Congress has approved billions of dollars in recovery funds for the area, but it will take time for the money to trickle down. New Mexico lawmakers also are considering legislation this year that would provide a funding stream for acequias in case of another natural disaster, given that the groups have limited resources due to their grassroots nature.

More than 30 families depend on the Acequia de Cañoncito, which is fed by a couple of canyons that originate in parts of the mountain range that were severely burned. Ash and silt rushed from the hillsides during last summer's rainy season, clogging a diversion point for the irrigation system and culverts beyond that.

"Parts of the acequia are filled bank to bank and it looks like a path instead of an acequia. And we don't know what's under the mud and ash — how many trees are in there, how many rocks are in there," Bradshaw said. "The force of the water was just remarkable."

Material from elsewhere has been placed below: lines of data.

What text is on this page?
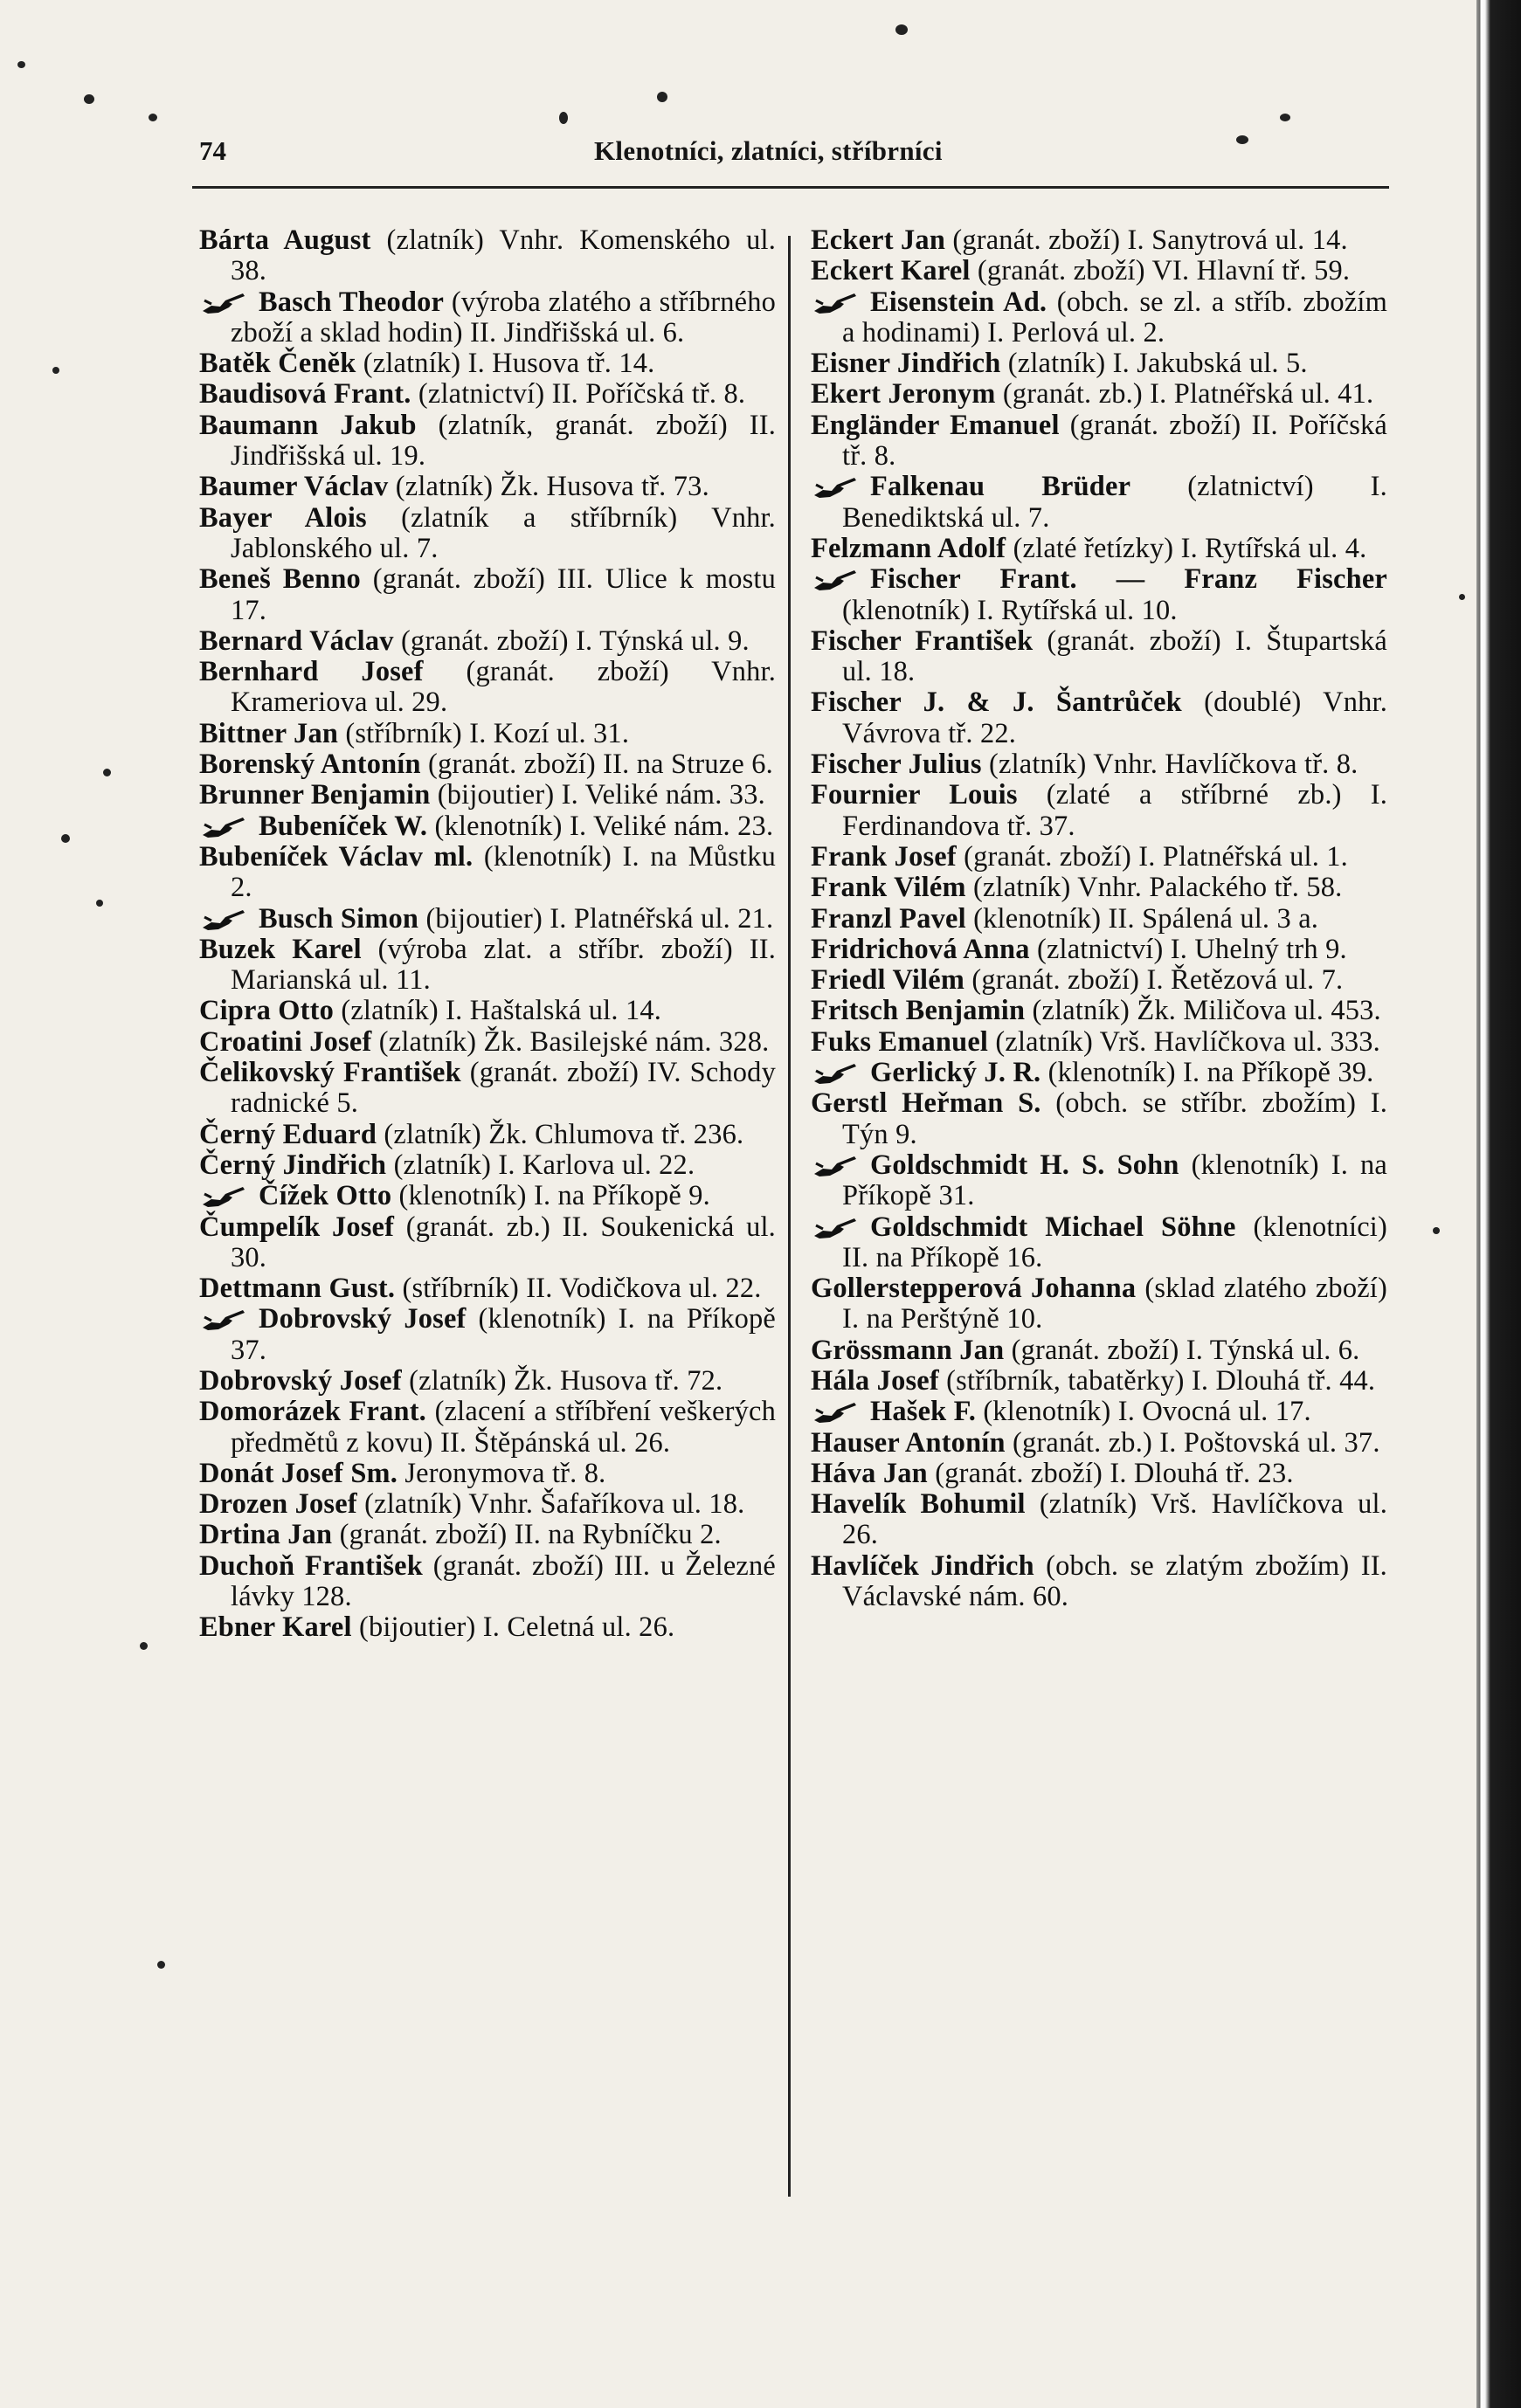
74	Klenotníci, zlatníci, stříbrníci
Bárta August (zlatník) Vnhr. Komenského ul. 38.
Basch Theodor (výroba zlatého a stříbrného zboží a sklad hodin) II. Jindřišská ul. 6.
Batěk Čeněk (zlatník) I. Husova tř. 14.
Baudisová Frant. (zlatnictví) II. Poříčská tř. 8.
Baumann Jakub (zlatník, granát. zboží) II. Jindřišská ul. 19.
Baumer Václav (zlatník) Žk. Husova tř. 73.
Bayer Alois (zlatník a stříbrník) Vnhr. Jablonského ul. 7.
Beneš Benno (granát. zboží) III. Ulice k mostu 17.
Bernard Václav (granát. zboží) I. Týnská ul. 9.
Bernhard Josef (granát. zboží) Vnhr. Krameriova ul. 29.
Bittner Jan (stříbrník) I. Kozí ul. 31.
Borenský Antonín (granát. zboží) II. na Struze 6.
Brunner Benjamin (bijoutier) I. Veliké nám. 33.
Bubeníček W. (klenotník) I. Veliké nám. 23.
Bubeníček Václav ml. (klenotník) I. na Můstku 2.
Busch Simon (bijoutier) I. Platnéřská ul. 21.
Buzek Karel (výroba zlat. a stříbr. zboží) II. Marianská ul. 11.
Cipra Otto (zlatník) I. Haštalská ul. 14.
Croatini Josef (zlatník) Žk. Basilejské nám. 328.
Čelikovský František (granát. zboží) IV. Schody radnické 5.
Černý Eduard (zlatník) Žk. Chlumova tř. 236.
Černý Jindřich (zlatník) I. Karlova ul. 22.
Čížek Otto (klenotník) I. na Příkopě 9.
Čumpelík Josef (granát. zb.) II. Soukenická ul. 30.
Dettmann Gust. (stříbrník) II. Vodičkova ul. 22.
Dobrovský Josef (klenotník) I. na Příkopě 37.
Dobrovský Josef (zlatník) Žk. Husova tř. 72.
Domorázek Frant. (zlacení a stříbření veškerých předmětů z kovu) II. Štěpánská ul. 26.
Donát Josef Sm. Jeronymova tř. 8.
Drozen Josef (zlatník) Vnhr. Šafaříkova ul. 18.
Drtina Jan (granát. zboží) II. na Rybníčku 2.
Duchoň František (granát. zboží) III. u Železné lávky 128.
Ebner Karel (bijoutier) I. Celetná ul. 26.
Eckert Jan (granát. zboží) I. Sanytrová ul. 14.
Eckert Karel (granát. zboží) VI. Hlavní tř. 59.
Eisenstein Ad. (obch. se zl. a stříb. zbožím a hodinami) I. Perlová ul. 2.
Eisner Jindřich (zlatník) I. Jakubská ul. 5.
Ekert Jeronym (granát. zb.) I. Platnéřská ul. 41.
Engländer Emanuel (granát. zboží) II. Poříčská tř. 8.
Falkenau Brüder (zlatnictví) I. Benediktská ul. 7.
Felzmann Adolf (zlaté řetízky) I. Rytířská ul. 4.
Fischer Frant. — Franz Fischer (klenotník) I. Rytířská ul. 10.
Fischer František (granát. zboží) I. Štupartská ul. 18.
Fischer J. & J. Šantrůček (doublé) Vnhr. Vávrova tř. 22.
Fischer Julius (zlatník) Vnhr. Havlíčkova tř. 8.
Fournier Louis (zlaté a stříbrné zb.) I. Ferdinandova tř. 37.
Frank Josef (granát. zboží) I. Platnéřská ul. 1.
Frank Vilém (zlatník) Vnhr. Palackého tř. 58.
Franzl Pavel (klenotník) II. Spálená ul. 3 a.
Fridrichová Anna (zlatnictví) I. Uhelný trh 9.
Friedl Vilém (granát. zboží) I. Řetězová ul. 7.
Fritsch Benjamin (zlatník) Žk. Miličova ul. 453.
Fuks Emanuel (zlatník) Vrš. Havlíčkova ul. 333.
Gerlický J. R. (klenotník) I. na Příkopě 39.
Gerstl Heřman S. (obch. se stříbr. zbožím) I. Týn 9.
Goldschmidt H. S. Sohn (klenotník) I. na Příkopě 31.
Goldschmidt Michael Söhne (klenotníci) II. na Příkopě 16.
Gollerstepperová Johanna (sklad zlatého zboží) I. na Perštýně 10.
Grössmann Jan (granát. zboží) I. Týnská ul. 6.
Hála Josef (stříbrník, tabatěrky) I. Dlouhá tř. 44.
Hašek F. (klenotník) I. Ovocná ul. 17.
Hauser Antonín (granát. zb.) I. Poštovská ul. 37.
Háva Jan (granát. zboží) I. Dlouhá tř. 23.
Havelík Bohumil (zlatník) Vrš. Havlíčkova ul. 26.
Havlíček Jindřich (obch. se zlatým zbožím) II. Václavské nám. 60.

John Romero, a division director with the state Transportation Department, described the material that needs to be removed as blackish muck. He said the work will take at least a couple of weeks and the list of acequias requesting help could grow given the scope of the damage.

"Everybody involved is very exhausted from it and they continue to do work," he said of what has been a nearly yearlong ordeal for the communities scattered through the burn scar. "These kinds of events are so taxing on everyone."

And it likely won't be the end of it, Bradshaw said, wondering what this summer's rains might bring down from the hills.

Senate approves $21.7M for fire relief funds in SW New Mexico and Ruidoso – Albuquerque Journal

The New Mexico Senate approved two bills Monday that would make over $21 million available for communities in southern New Mexico affected by the Black and McBride fires last year.

The Albuquerque Journalreports Senate Bill 430 would authorize over $18 million for Ruidoso and Lincoln County for damage to bridges, infrastructure and 200 structures from the McBride Fire.

Senate Bill 334 also passed, which would authorize $3 million to help areas damaged by the massive Black Fire, including the Gila and Aldo Leopold wilderness areas.

These amounts are on top of the $100 million in a bill signed into law last month by Gov. Michelle Lujan Grisham for communities in northern New Mexico hit by the Calf Canyon/Hermits Peak Fire.